Practical Issues: Communication Interaction/communication with other programs: we needed to solve two problems: • To provide an easy to handle job-file, which would contain the description of all the parameters and options for a large project (not possible to fit everything in command line). Transition from txt to ini-files. IniFiles.class • To provide communication between Stata and another program: while the computations are performed in Stata, the external interface part needs to be updated about the status of calculations. We solved this by writing a C++ plugin –smtp- (SendMessageToPipe), which utilizes Windows pipes for IPC
Practical Issues: Graphics • We have faced some limitations of the Stata graphics. Some of them were circumvented with custom graphics commands or adaptations of existing commands (-twoway parea-). • We didn’t find any way to interact with the mouse in Stata graphics (version 9.2). • We decided to move our mapping program –amap- out of Stata to external program and communicate with it seamlessly via ini-files. Demonstration only, not actual data
Practical Issues: File Formats • We needed to have a support of SPSS files in ADePT • We developed –usespss- plugin to import SPSS data to Stata • -usespss- was presented at SNASUG 2008 in Chicago and made available to the public immediately afterwards • We needed to provide Stata 9 users possibility to process datasets saved in Stata 10 format. • We developed (using Mata) a new command –use10- for this purpose. Available at SSC. http://repec.org/snasug08/radyakin_usespss.ppt findit usespss findit use10
Practical Issues: Installation and Updates • We have experienced problems with installing and updating packages from our web site into Stata. • The problem was not due to Stata, but we received a number of very helpful responses from the StataCorp’s Tech Support Team on this issue. • Effectively, this problem ruled out -net install- • We have developed a tool -pkg2script- to create autonomous installations from one or more Stata packages with the help of NSIS installation system. • The tool will work in Windows only; empty path – take package from SSC • In theory, all SSC could be packed into one distributive like the one shown here:
Practical Issues: Certification • We have faced the problem of verification of results. Checking the numbers by hand is long and unreliable. • We have included a test-mode for ADePT, where it: • launched from an external application (tests manager), • runs requested jobs, and • verifies the output against a predefined set of benchmarks, which were verified (confirmed by non-team members). • We monitor: whether the test succeeds (results are produced), whether the results are correct, and what time does it take to produce them. If the benchmark for the current test does not exist, ADePT will generate them from the current results, and verify against this saved output next time.

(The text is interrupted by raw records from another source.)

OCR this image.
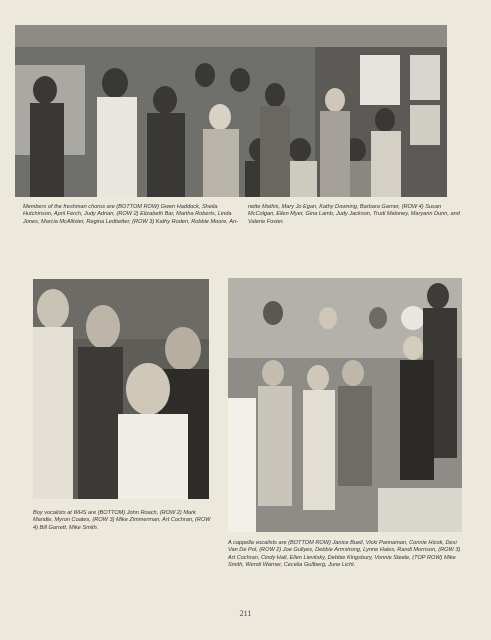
Members of the freshman chorus are (BOTTOM ROW) Gwen Haddock, Sheila Hutchinson, April Ferch, Judy Adrian, (ROW 2) Elizabeth Bar, Martha Roberts, Linda Jones, Marcia McAllister, Regina Ledbetter, (ROW 3) Kathy Roden, Robbie Moore, An-

nette Mathis, Mary Jo Egan, Kathy Downing, Barbara Garner, (ROW 4) Susan McColgan, Ellen Myer, Gina Lamb, Judy Jackson, Trudi Maloney, Maryann Dunn, and Valerie Foster.

Boy vocalists at WHS are (BOTTOM) John Roach, (ROW 2) Mark Mandle, Myron Coates, (ROW 3) Mike Zimmerman, Art Cochran, (ROW 4) Bill Garrett, Mike Smith.

A cappella vocalists are (BOTTOM ROW) Janice Buell, Vicki Pannaman, Connie Hicok, Desi Van De Pol, (ROW 2) Joe Gullyes, Debbie Armstrong, Lynne Hales, Randi Morrison, (ROW 3) Art Cochran, Cindy Hall, Ellen Lievitsky, Debbie Kingsbury, Vonnie Steele, (TOP ROW) Mike Smith, Wendi Warner, Cecelia Gullberg, June Licht.

211
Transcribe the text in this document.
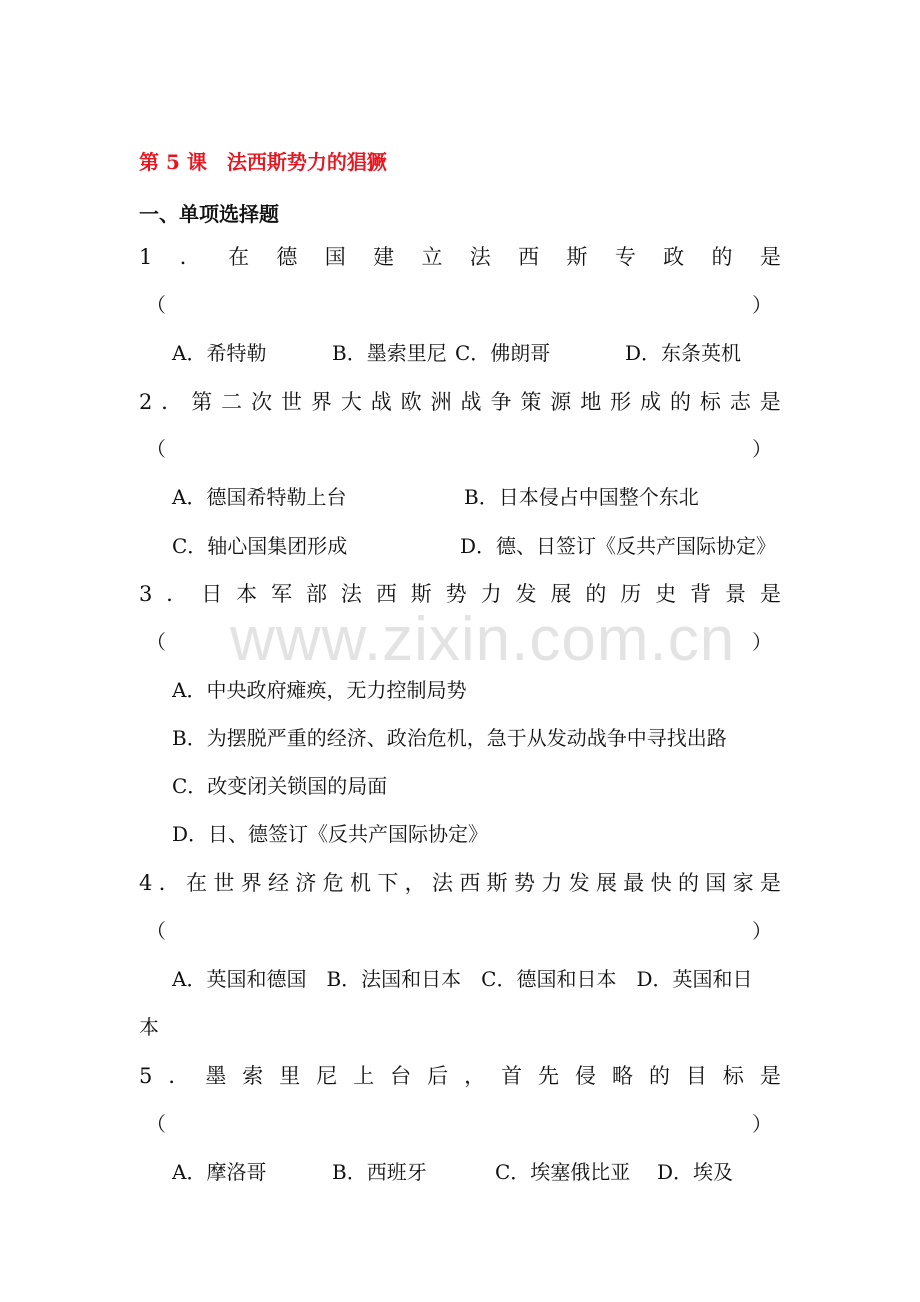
www.zixin.com.cn
第 5 课　法西斯势力的猖獗
一、单项选择题
1 ． 在 德 国 建 立 法 西 斯 专 政 的 是
（	）
A．希特勒	B．墨索里尼 C．佛朗哥	D．东条英机
2 ． 第 二 次 世 界 大 战 欧 洲 战 争 策 源 地 形 成 的 标 志 是
（	）
A．德国希特勒上台	B．日本侵占中国整个东北
C．轴心国集团形成	D．德、日签订《反共产国际协定》
3 ． 日 本 军 部 法 西 斯 势 力 发 展 的 历 史 背 景 是
（	）
A．中央政府瘫痪，无力控制局势
B．为摆脱严重的经济、政治危机，急于从发动战争中寻找出路
C．改变闭关锁国的局面
D．日、德签订《反共产国际协定》
4 ． 在 世 界 经 济 危 机 下 ， 法 西 斯 势 力 发 展 最 快 的 国 家 是
（	）
A．英国和德国　B．法国和日本　C．德国和日本　D．英国和日
本
5 ． 墨 索 里 尼 上 台 后 ， 首 先 侵 略 的 目 标 是
（	）
A．摩洛哥	B．西班牙	C．埃塞俄比亚 D．埃及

Practical Issues: Wishes for Stata12 • Access to registry (at least read-only) to detect presence of other programs, their versions, and location. (Currently solved with a plugin). • IPC – pipes (currently solved with a plugin). • Preserve/restore to RAM (currently solved with a RAMDrive). • Extend plugins possibilities: allow execute commands like Mata can do it: stata(“command”). • Support of Cyrillics/Local fonts • Unicode??